MPR News Presents (12-1 pm): From the Aspen Ideas Festival: “Can We Get Past Politics to Reform Immigration?” Panelists are Admiral Thad Allen, Henry Cisneros, and Al Cardenas.

The Takeaway (1-2 p.m.) – The Muslim Brotherhood on Egyptian unrest; The Silent Epidemic in the South; How swearing is changing .

All Things Considered (3-6:30 p.m.) – Dan Olson has his profile of a Minnesota monarch butterfly migration watcher Dave Kust, a classroom teacher and volunteer monarch observer for Monarch Journey North.

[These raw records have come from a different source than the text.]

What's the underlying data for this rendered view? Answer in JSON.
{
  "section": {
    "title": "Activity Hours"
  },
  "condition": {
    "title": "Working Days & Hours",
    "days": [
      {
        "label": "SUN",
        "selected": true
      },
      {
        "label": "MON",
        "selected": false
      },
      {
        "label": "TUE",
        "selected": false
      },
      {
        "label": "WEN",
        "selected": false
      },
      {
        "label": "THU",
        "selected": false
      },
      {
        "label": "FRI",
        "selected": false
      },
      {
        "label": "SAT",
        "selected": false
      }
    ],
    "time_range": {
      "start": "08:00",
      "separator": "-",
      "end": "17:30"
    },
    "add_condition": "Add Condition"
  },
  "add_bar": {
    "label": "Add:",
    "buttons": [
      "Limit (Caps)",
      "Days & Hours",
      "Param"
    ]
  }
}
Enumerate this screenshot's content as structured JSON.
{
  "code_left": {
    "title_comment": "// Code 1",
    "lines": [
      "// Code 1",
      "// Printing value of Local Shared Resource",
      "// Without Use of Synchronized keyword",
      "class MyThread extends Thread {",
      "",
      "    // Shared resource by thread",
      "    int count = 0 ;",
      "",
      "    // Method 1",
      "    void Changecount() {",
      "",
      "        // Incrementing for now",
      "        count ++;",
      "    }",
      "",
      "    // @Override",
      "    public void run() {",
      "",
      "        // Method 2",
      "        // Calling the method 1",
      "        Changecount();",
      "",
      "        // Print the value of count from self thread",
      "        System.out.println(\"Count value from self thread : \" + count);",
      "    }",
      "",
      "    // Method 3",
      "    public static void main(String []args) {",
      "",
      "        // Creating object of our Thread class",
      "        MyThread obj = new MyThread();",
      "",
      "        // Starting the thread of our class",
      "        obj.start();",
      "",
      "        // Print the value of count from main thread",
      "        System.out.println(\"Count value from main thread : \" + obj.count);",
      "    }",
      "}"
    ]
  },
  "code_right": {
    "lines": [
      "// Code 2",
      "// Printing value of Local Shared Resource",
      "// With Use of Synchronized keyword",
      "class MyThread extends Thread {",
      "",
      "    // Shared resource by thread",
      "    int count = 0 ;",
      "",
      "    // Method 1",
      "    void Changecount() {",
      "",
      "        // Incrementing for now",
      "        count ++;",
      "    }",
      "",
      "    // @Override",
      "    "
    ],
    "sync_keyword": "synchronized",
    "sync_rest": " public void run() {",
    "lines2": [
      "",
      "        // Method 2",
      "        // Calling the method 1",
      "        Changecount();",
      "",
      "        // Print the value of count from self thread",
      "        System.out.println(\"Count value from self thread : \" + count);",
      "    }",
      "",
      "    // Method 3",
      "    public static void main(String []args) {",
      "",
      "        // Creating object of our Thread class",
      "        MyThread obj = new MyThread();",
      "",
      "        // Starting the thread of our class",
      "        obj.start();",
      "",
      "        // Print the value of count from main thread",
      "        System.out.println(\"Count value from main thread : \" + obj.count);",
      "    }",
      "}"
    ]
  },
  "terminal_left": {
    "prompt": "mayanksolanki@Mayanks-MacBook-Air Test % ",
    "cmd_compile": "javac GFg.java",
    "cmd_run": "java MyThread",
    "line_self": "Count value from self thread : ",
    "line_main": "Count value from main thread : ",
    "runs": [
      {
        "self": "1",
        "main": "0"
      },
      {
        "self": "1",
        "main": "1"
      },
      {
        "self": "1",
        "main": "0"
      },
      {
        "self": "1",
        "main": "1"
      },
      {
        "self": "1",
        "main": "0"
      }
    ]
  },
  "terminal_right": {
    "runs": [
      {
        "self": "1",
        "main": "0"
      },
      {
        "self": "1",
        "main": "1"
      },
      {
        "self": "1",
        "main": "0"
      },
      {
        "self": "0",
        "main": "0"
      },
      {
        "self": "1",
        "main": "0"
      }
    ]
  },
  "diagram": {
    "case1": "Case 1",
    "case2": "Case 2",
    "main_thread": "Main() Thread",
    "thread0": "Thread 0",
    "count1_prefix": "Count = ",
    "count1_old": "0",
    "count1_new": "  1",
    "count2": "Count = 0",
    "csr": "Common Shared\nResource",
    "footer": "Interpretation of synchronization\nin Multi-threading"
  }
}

Minnesota is the only state in the nation that will offer each of the three main insurance programs of the Affordable Care Act. Minnesota has committed to an expansion of Medicaid, developing a new online health insurance exchange, and providing a safety net program for lower-income people who earn to much to qualify for medicaid. Reporter Catharine Richert has been talking to some of the state’s leading health care experts to find out what they’ll be watching for and how they’ll measure the state’s success.

Some residents of the southeastern Minnesota community of Kasson have been fighting for nearly 10 years to preserve a nearly 100-year-old school, running into what are common themes: difficulty finding money to refurbish it, difficulty determining a new use, interests in the community that want to use the property for something else. A judge is giving them what looks like a last chance this summer. MPR’s Elizabeth Baier will have the story.